On February 27, 2013, the House of Commons will discuss Bill C-400, a private member’s bill to develop a national strategy to address housing and homelessness in Canada. If Bill C-400 is passed, the Minister responsible for the Canada Mortgage and Housing Corporation (CMHC) would consult with provincial housing ministers as well as with municipalities, First Nations, housing providers and civil society groups to develop a strategy for housing.

A national strategy to address housing and homelessness would bring stakeholders and the Government of Canada together to develop targets and timelines to address housing issues and eliminate homelessness. It would develop programs to ensure that everyone has access to good quality, affordable housing, including programs for populations that are especially vulnerable such as people with physical or mental disabilities, single-parent families, and older adults.
This strategy would enhance and support the housing programs already in place, and would provide additional resources to eliminate homelessness and precarious housing in Canada. This would make a big difference for the hundreds of thousands of Manitobans who live in poor quality, insecure housing—or who don’t have housing at all.

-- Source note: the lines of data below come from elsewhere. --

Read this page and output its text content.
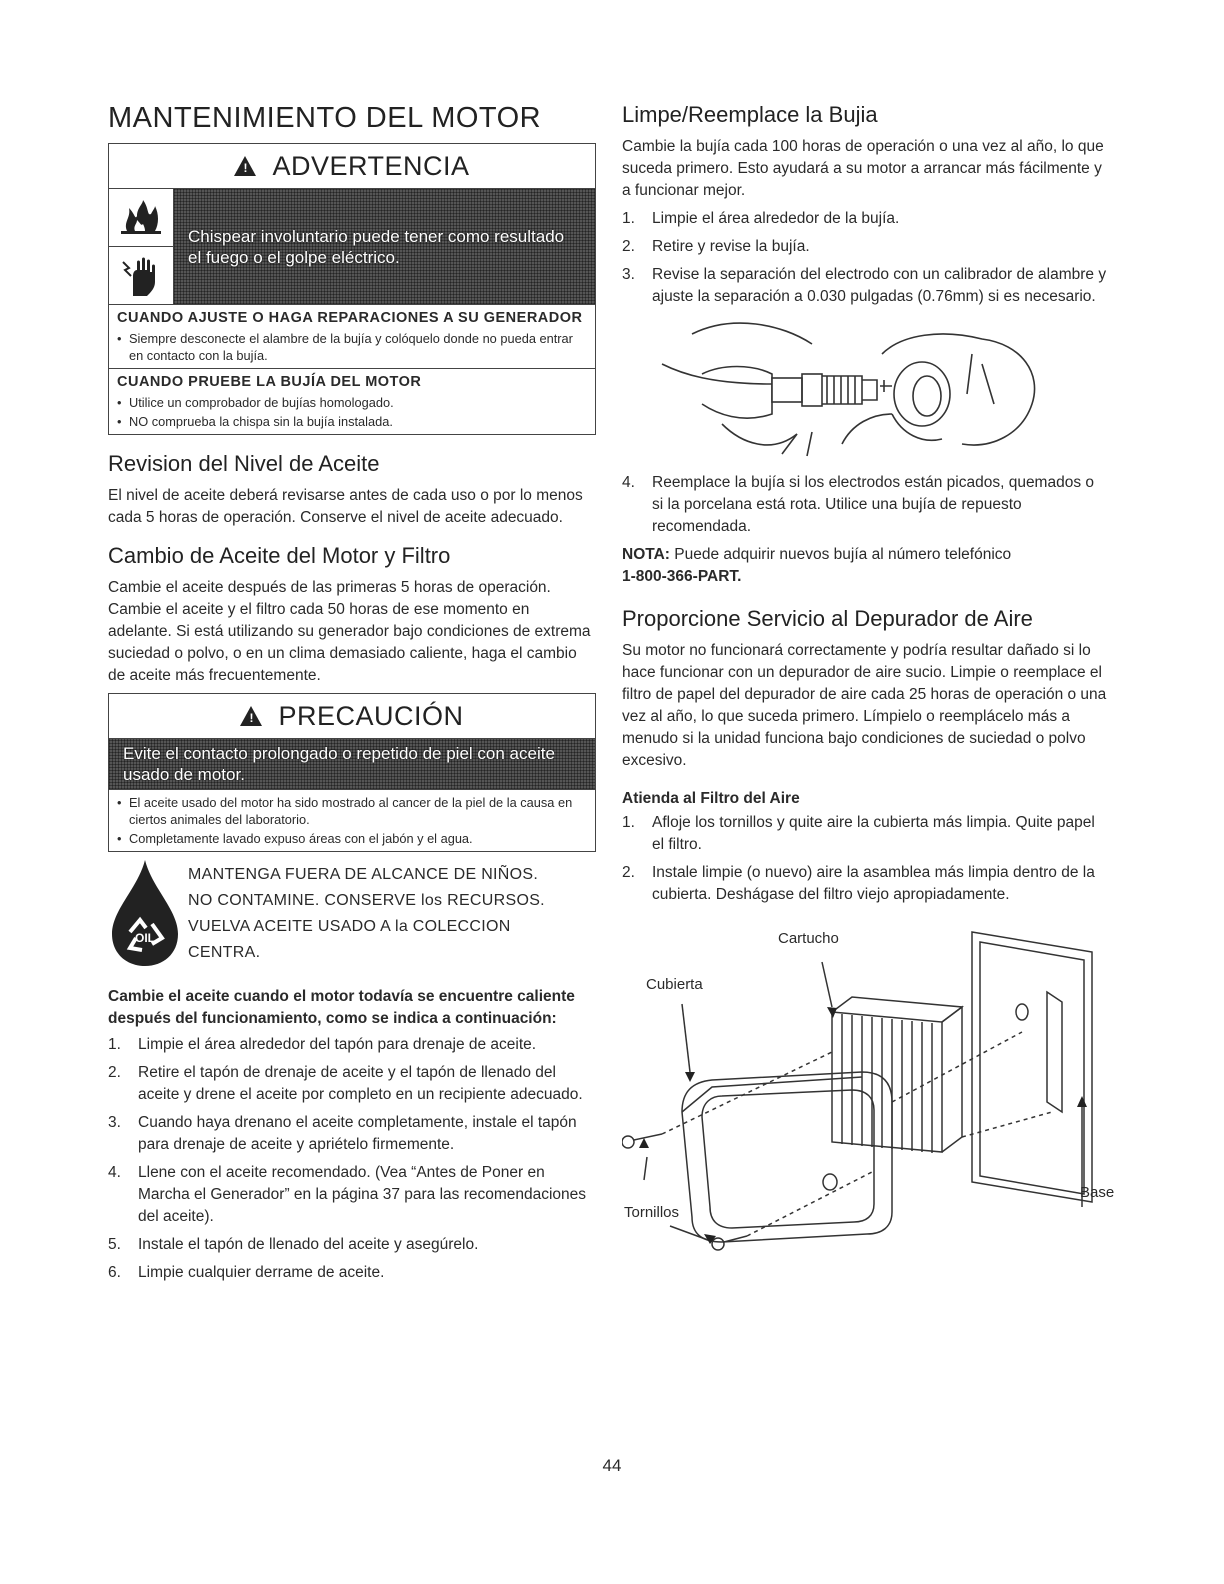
MANTENIMIENTO DEL MOTOR
! ADVERTENCIA
Chispear involuntario puede tener como resultado el fuego o el golpe eléctrico.
CUANDO AJUSTE O HAGA REPARACIONES A SU GENERADOR
• Siempre desconecte el alambre de la bujía y colóquelo donde no pueda entrar en contacto con la bujía.
CUANDO PRUEBE LA BUJÍA DEL MOTOR
• Utilice un comprobador de bujías homologado.
• NO comprueba la chispa sin la bujía instalada.
Revision del Nivel de Aceite

El nivel de aceite deberá revisarse antes de cada uso o por lo menos cada 5 horas de operación. Conserve el nivel de aceite adecuado.

Cambio de Aceite del Motor y Filtro

Cambie el aceite después de las primeras 5 horas de operación. Cambie el aceite y el filtro cada 50 horas de ese momento en adelante. Si está utilizando su generador bajo condiciones de extrema suciedad o polvo, o en un clima demasiado caliente, haga el cambio de aceite más frecuentemente.

! PRECAUCIÓN
Evite el contacto prolongado o repetido de piel con aceite usado de motor.
• El aceite usado del motor ha sido mostrado al cancer de la piel de la causa en ciertos animales del laboratorio.
• Completamente lavado expuso áreas con el jabón y el agua.
OIL
MANTENGA FUERA DE ALCANCE DE NIÑOS.
NO CONTAMINE. CONSERVE los RECURSOS.
VUELVA ACEITE USADO A la COLECCION
CENTRA.
Cambie el aceite cuando el motor todavía se encuentre caliente después del funcionamiento, como se indica a continuación:
1.	Limpie el área alrededor del tapón para drenaje de aceite.
2.	Retire el tapón de drenaje de aceite y el tapón de llenado del aceite y drene el aceite por completo en un recipiente adecuado.
3.	Cuando haya drenano el aceite completamente, instale el tapón para drenaje de aceite y apriételo firmemente.
4.	Llene con el aceite recomendado. (Vea “Antes de Poner en Marcha el Generador” en la página 37 para las recomendaciones del aceite).
5.	Instale el tapón de llenado del aceite y asegúrelo.
6.	Limpie cualquier derrame de aceite.
Limpe/Reemplace la Bujia

Cambie la bujía cada 100 horas de operación o una vez al año, lo que suceda primero. Esto ayudará a su motor a arrancar más fácilmente y a funcionar mejor.

1.	Limpie el área alrededor de la bujía.
2.	Retire y revise la bujía.
3.	Revise la separación del electrodo con un calibrador de alambre y ajuste la separación a 0.030 pulgadas (0.76mm) si es necesario.
4.	Reemplace la bujía si los electrodos están picados, quemados o si la porcelana está rota. Utilice una bujía de repuesto recomendada.

NOTA: Puede adquirir nuevos bujía al número telefónico
1-800-366-PART.

Proporcione Servicio al Depurador de Aire

Su motor no funcionará correctamente y podría resultar dañado si lo hace funcionar con un depurador de aire sucio. Limpie o reemplace el filtro de papel del depurador de aire cada 25 horas de operación o una vez al año, lo que suceda primero. Límpielo o reemplácelo más a menudo si la unidad funciona bajo condiciones de suciedad o polvo excesivo.

Atienda al Filtro del Aire
1.	Afloje los tornillos y quite aire la cubierta más limpia. Quite papel el filtro.
2.	Instale limpie (o nuevo) aire la asamblea más limpia dentro de la cubierta. Deshágase del filtro viejo apropiadamente.
Cartucho
Cubierta
Tornillos
Base
44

Last year, the House of Commons unanimously passed a motion that stated that “the government should keep with Canada’s obligation to respect, protect and fulfill the right to housing under the UN International Covenant on Economic, Social and Cultural Rights” (House of Commons, 2012). Bill C-400 is the next step in fulfilling the right to housing, and ensuring that all Canadians have access to safe, good quality, affordable housing.

Let’s hope that the House of Commons will also pass this bill unanimously. Come on, Canada, it’s about time we fixed this embarrassing problem.

Sarah Cooper is the Housing and Community Development Researcher for CCPA-MB.

0 Comments on “Excuse me, Canada, your homelessness is showing

  1. Does Central Mortgage and Housing lend money for homebuying anymore?This was so helpful in the sixties as a kickstart. Potential buyers could also borrow from a bank[as long as they declared this] along with CMH loan and the future of course depended on regular income.The latter is the key to housing. A reliable income. Trade unions are at roughly 20% of the working population,down from 40% in the sixties.Medical and legal workers pretty well set their own rates. The rest of us pay. Government workers are are unionised and doing reasonably well. The working poor form the largest group struggling,worrying,scrimping for what? To put their few dollars of savings in an account that returns 1%. Sorry even that is an exageration. Well let’s nationalise the banks.We,ve bailed them out enough.